A new right to have personal information collected by companies erased and to ask search engines such as Google to delist results are among the key recommendations of a two-year sweeping review of the nation’s privacy laws.
Attorney-General Mark Dreyfus will embark on another round of consultations on the “right to request erasure” proposal and 115 other reforms put forward by his department in the review of the Privacy Act, commissioned by the former Morrison government.
The report is not government policy but lays the groundwork for the most comprehensive overhaul of privacy law since the act was introduced in 1988, but any changes could still be more than a year away.

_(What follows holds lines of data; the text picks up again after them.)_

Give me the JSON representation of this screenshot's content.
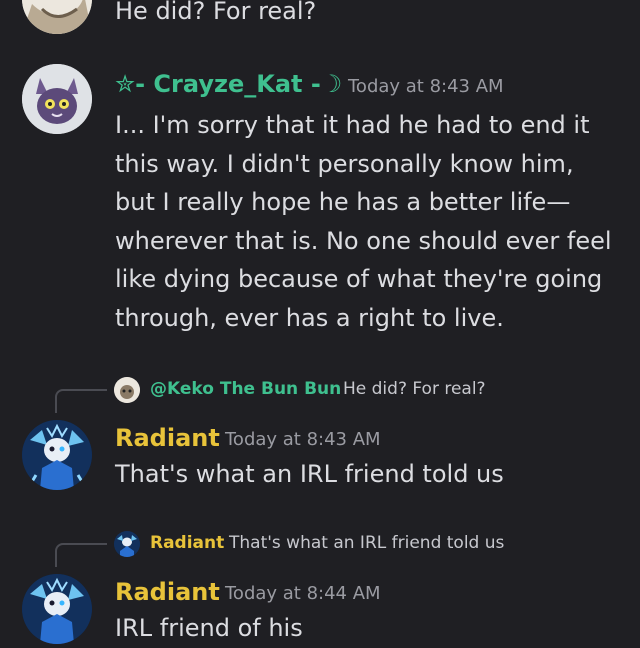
{
  "top_message": {
    "text": "He did? For real?",
    "avatar_icon": "keko-avatar-icon"
  },
  "message_crayze": {
    "username": "✮- Crayze_Kat -☽",
    "username_color": "#3fc08f",
    "timestamp": "Today at 8:43 AM",
    "avatar_icon": "cat-avatar-icon",
    "lines": [
      "I... I'm sorry that it had he had to end it",
      "this way. I didn't personally know him,",
      "but I really hope he has a better life—",
      "wherever that is. No one should ever feel",
      "like dying because of what they're going",
      "through, ever has a right to live."
    ]
  },
  "message_radiant_1": {
    "reply": {
      "name": "@Keko The Bun Bun",
      "name_color": "#3fc08f",
      "text": "He did? For real?",
      "avatar_icon": "keko-mini-avatar-icon"
    },
    "username": "Radiant",
    "username_color": "#e8c33a",
    "timestamp": "Today at 8:43 AM",
    "avatar_icon": "radiant-avatar-icon",
    "text": "That's what an IRL friend told us"
  },
  "message_radiant_2": {
    "reply": {
      "name": "Radiant",
      "name_color": "#e8c33a",
      "text": "That's what an IRL friend told us",
      "avatar_icon": "radiant-mini-avatar-icon"
    },
    "username": "Radiant",
    "username_color": "#e8c33a",
    "timestamp": "Today at 8:44 AM",
    "avatar_icon": "radiant-avatar-icon",
    "text": "IRL friend of his"
  }
}
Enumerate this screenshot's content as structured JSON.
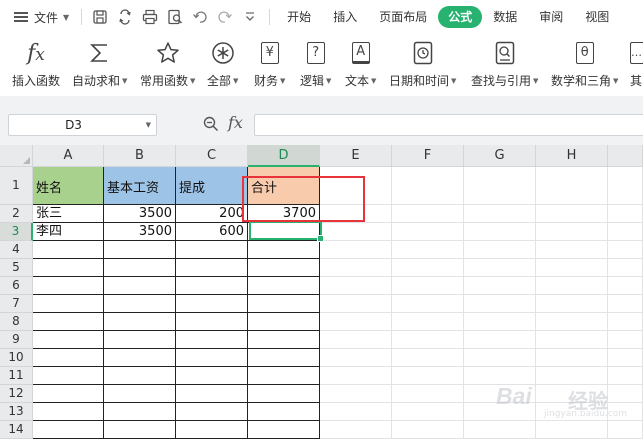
{
  "menubar": {
    "file_label": "文件",
    "tabs": [
      {
        "label": "开始",
        "active": false
      },
      {
        "label": "插入",
        "active": false
      },
      {
        "label": "页面布局",
        "active": false
      },
      {
        "label": "公式",
        "active": true
      },
      {
        "label": "数据",
        "active": false
      },
      {
        "label": "审阅",
        "active": false
      },
      {
        "label": "视图",
        "active": false
      }
    ],
    "quick_access_icons": [
      "save-icon",
      "cloud-sync-icon",
      "print-icon",
      "print-preview-icon",
      "undo-icon",
      "redo-icon",
      "customize-chevron-icon"
    ]
  },
  "ribbon": {
    "buttons": [
      {
        "label": "插入函数",
        "icon": "fx-icon",
        "has_dropdown": false
      },
      {
        "label": "自动求和",
        "icon": "sigma-icon",
        "has_dropdown": true
      },
      {
        "label": "常用函数",
        "icon": "star-icon",
        "has_dropdown": true
      },
      {
        "label": "全部",
        "icon": "asterisk-circle-icon",
        "has_dropdown": true
      },
      {
        "label": "财务",
        "icon": "yen-icon",
        "glyph": "¥",
        "has_dropdown": true
      },
      {
        "label": "逻辑",
        "icon": "question-icon",
        "glyph": "?",
        "has_dropdown": true
      },
      {
        "label": "文本",
        "icon": "text-a-icon",
        "glyph": "A",
        "has_dropdown": true
      },
      {
        "label": "日期和时间",
        "icon": "clock-icon",
        "has_dropdown": true
      },
      {
        "label": "查找与引用",
        "icon": "search-doc-icon",
        "has_dropdown": true
      },
      {
        "label": "数学和三角",
        "icon": "theta-icon",
        "glyph": "θ",
        "has_dropdown": true
      },
      {
        "label": "其",
        "icon": "more-icon",
        "glyph": "…",
        "has_dropdown": false
      }
    ]
  },
  "formula_bar": {
    "name_box": "D3",
    "fx_label": "fx",
    "formula": ""
  },
  "sheet": {
    "columns": [
      "A",
      "B",
      "C",
      "D",
      "E",
      "F",
      "G",
      "H"
    ],
    "selected_column": "D",
    "rows": [
      "1",
      "2",
      "3",
      "4",
      "5",
      "6",
      "7",
      "8",
      "9",
      "10",
      "11",
      "12",
      "13",
      "14"
    ],
    "selected_row": "3",
    "header_colors": {
      "A1": "#a9d18e",
      "B1": "#9dc3e6",
      "C1": "#9dc3e6",
      "D1": "#f8cbad"
    },
    "selection_color": "#27b26f",
    "highlight_box_color": "#e8333b",
    "cells": {
      "A1": "姓名",
      "B1": "基本工资",
      "C1": "提成",
      "D1": "合计",
      "A2": "张三",
      "B2": "3500",
      "C2": "200",
      "D2": "3700",
      "A3": "李四",
      "B3": "3500",
      "C3": "600",
      "D3": ""
    }
  },
  "watermark": {
    "brand": "Bai",
    "suffix": "经验",
    "url": "jingyan.baidu.com"
  }
}
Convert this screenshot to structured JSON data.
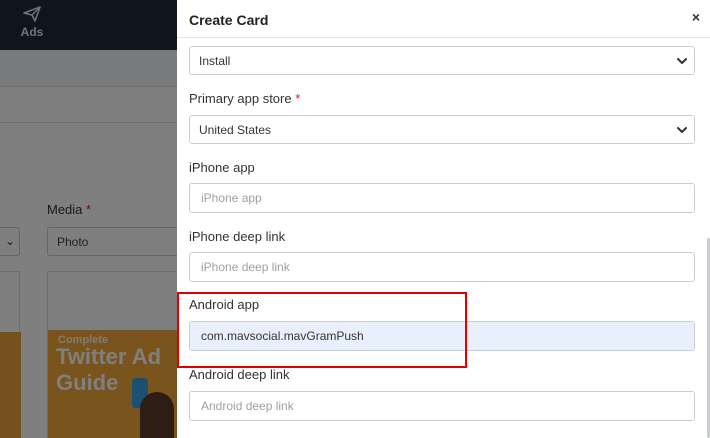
{
  "background": {
    "nav": {
      "ads_label": "Ads"
    },
    "media_label": "Media",
    "media_required": "*",
    "media_value": "Photo",
    "card_art": {
      "line1": "Complete",
      "line2": "Twitter Ad",
      "line3": "Guide"
    }
  },
  "modal": {
    "title": "Create Card",
    "close_icon": "×",
    "call_to_action": {
      "value": "Install"
    },
    "primary_app_store": {
      "label": "Primary app store",
      "required": "*",
      "value": "United States"
    },
    "iphone_app": {
      "label": "iPhone app",
      "placeholder": "iPhone app",
      "value": ""
    },
    "iphone_deep_link": {
      "label": "iPhone deep link",
      "placeholder": "iPhone deep link",
      "value": ""
    },
    "android_app": {
      "label": "Android app",
      "placeholder": "Android app",
      "value": "com.mavsocial.mavGramPush"
    },
    "android_deep_link": {
      "label": "Android deep link",
      "placeholder": "Android deep link",
      "value": ""
    }
  },
  "colors": {
    "highlight": "#e00000",
    "required": "#e02020",
    "autofill_bg": "#e8f0fe",
    "nav_bg": "#1f2a3a"
  }
}
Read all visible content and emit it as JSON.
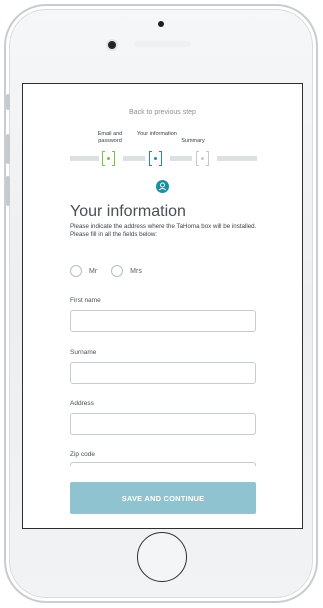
{
  "header": {
    "back_link": "Back to previous step"
  },
  "steps": [
    {
      "label": "Email and password",
      "state": "completed",
      "color": "#7cc242"
    },
    {
      "label": "Your information",
      "state": "active",
      "color": "#1e8fa0"
    },
    {
      "label": "Summary",
      "state": "pending",
      "color": "#c5c9cd"
    }
  ],
  "step_icon": "user-icon",
  "page": {
    "title": "Your information",
    "intro": "Please indicate the address where the TaHoma box will be installed. Please fill in all the fields below:"
  },
  "title_radio": {
    "options": [
      "Mr",
      "Mrs"
    ],
    "selected": null
  },
  "fields": {
    "first_name": {
      "label": "First name",
      "value": ""
    },
    "surname": {
      "label": "Surname",
      "value": ""
    },
    "address": {
      "label": "Address",
      "value": ""
    },
    "zip_code": {
      "label": "Zip code",
      "value": ""
    }
  },
  "actions": {
    "save_label": "SAVE AND CONTINUE"
  },
  "colors": {
    "accent": "#1e8fa0",
    "button": "#8fc3cf",
    "done": "#7cc242"
  }
}
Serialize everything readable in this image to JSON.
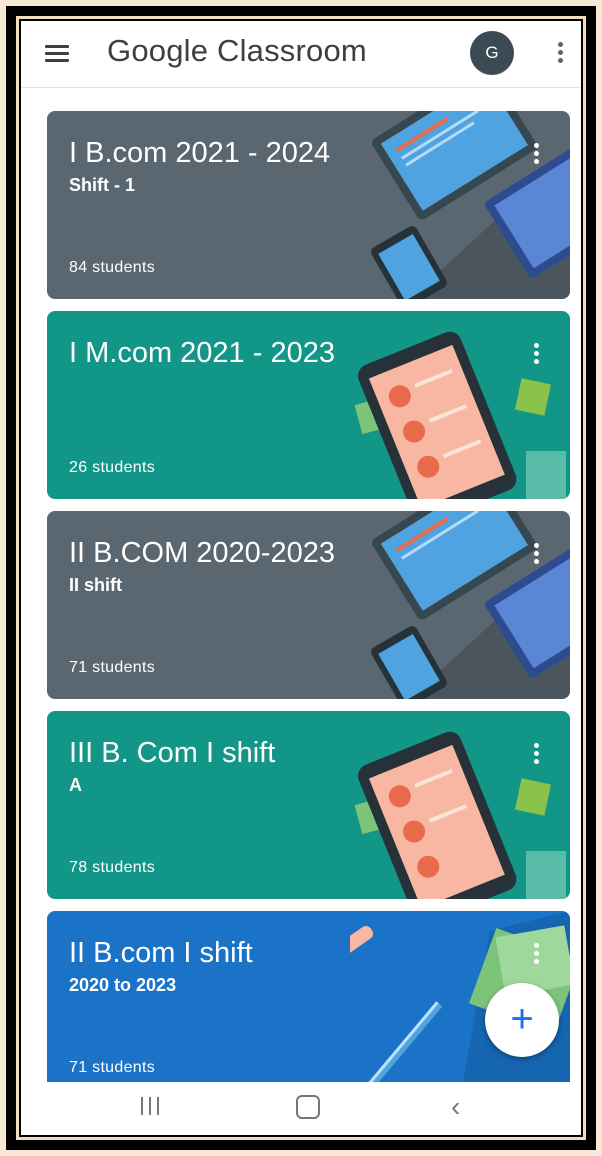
{
  "app": {
    "title": "Google Classroom",
    "avatar_letter": "G"
  },
  "classes": [
    {
      "title": "I B.com 2021 - 2024",
      "subtitle": "Shift - 1",
      "students": "84 students",
      "theme": "gray",
      "color": "#5a6670"
    },
    {
      "title": "I M.com 2021 - 2023",
      "subtitle": "",
      "students": "26 students",
      "theme": "teal",
      "color": "#129688"
    },
    {
      "title": "II B.COM  2020-2023",
      "subtitle": "II shift",
      "students": "71 students",
      "theme": "gray",
      "color": "#5a6670"
    },
    {
      "title": "III B. Com I shift",
      "subtitle": "A",
      "students": "78 students",
      "theme": "teal",
      "color": "#129688"
    },
    {
      "title": "II B.com I shift",
      "subtitle": "2020 to 2023",
      "students": "71 students",
      "theme": "blue",
      "color": "#1a73c6"
    }
  ],
  "fab": {
    "icon": "plus-icon",
    "label": "+"
  },
  "navbar": {
    "recent": "recent-apps-icon",
    "home": "home-icon",
    "back": "back-icon"
  }
}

The right-to-erasure proposal is modelled on the EU’s data protection regime, considered to be the strongest privacy and security law in the world, and would be subject to a number of exemptions including a public interest test and “where it would be technically impossible or unreasonable to comply with an individual’s request”.
If adopted, the changes would require small businesses to comply with the act, a major change from their current exempt status.
“The community expects that if they provide their personal information to a small business they will keep it safe,” the report states, noting further extensive consultation would be required to facilitate this process.
However, parties would be subject to new requirements that voters be given the ability to opt out of direct marketing or targeted advertising and that parties be prevented from targeting voters based on sensitive information or traits, such as racial origin, religious beliefs, sexual orientation, or health.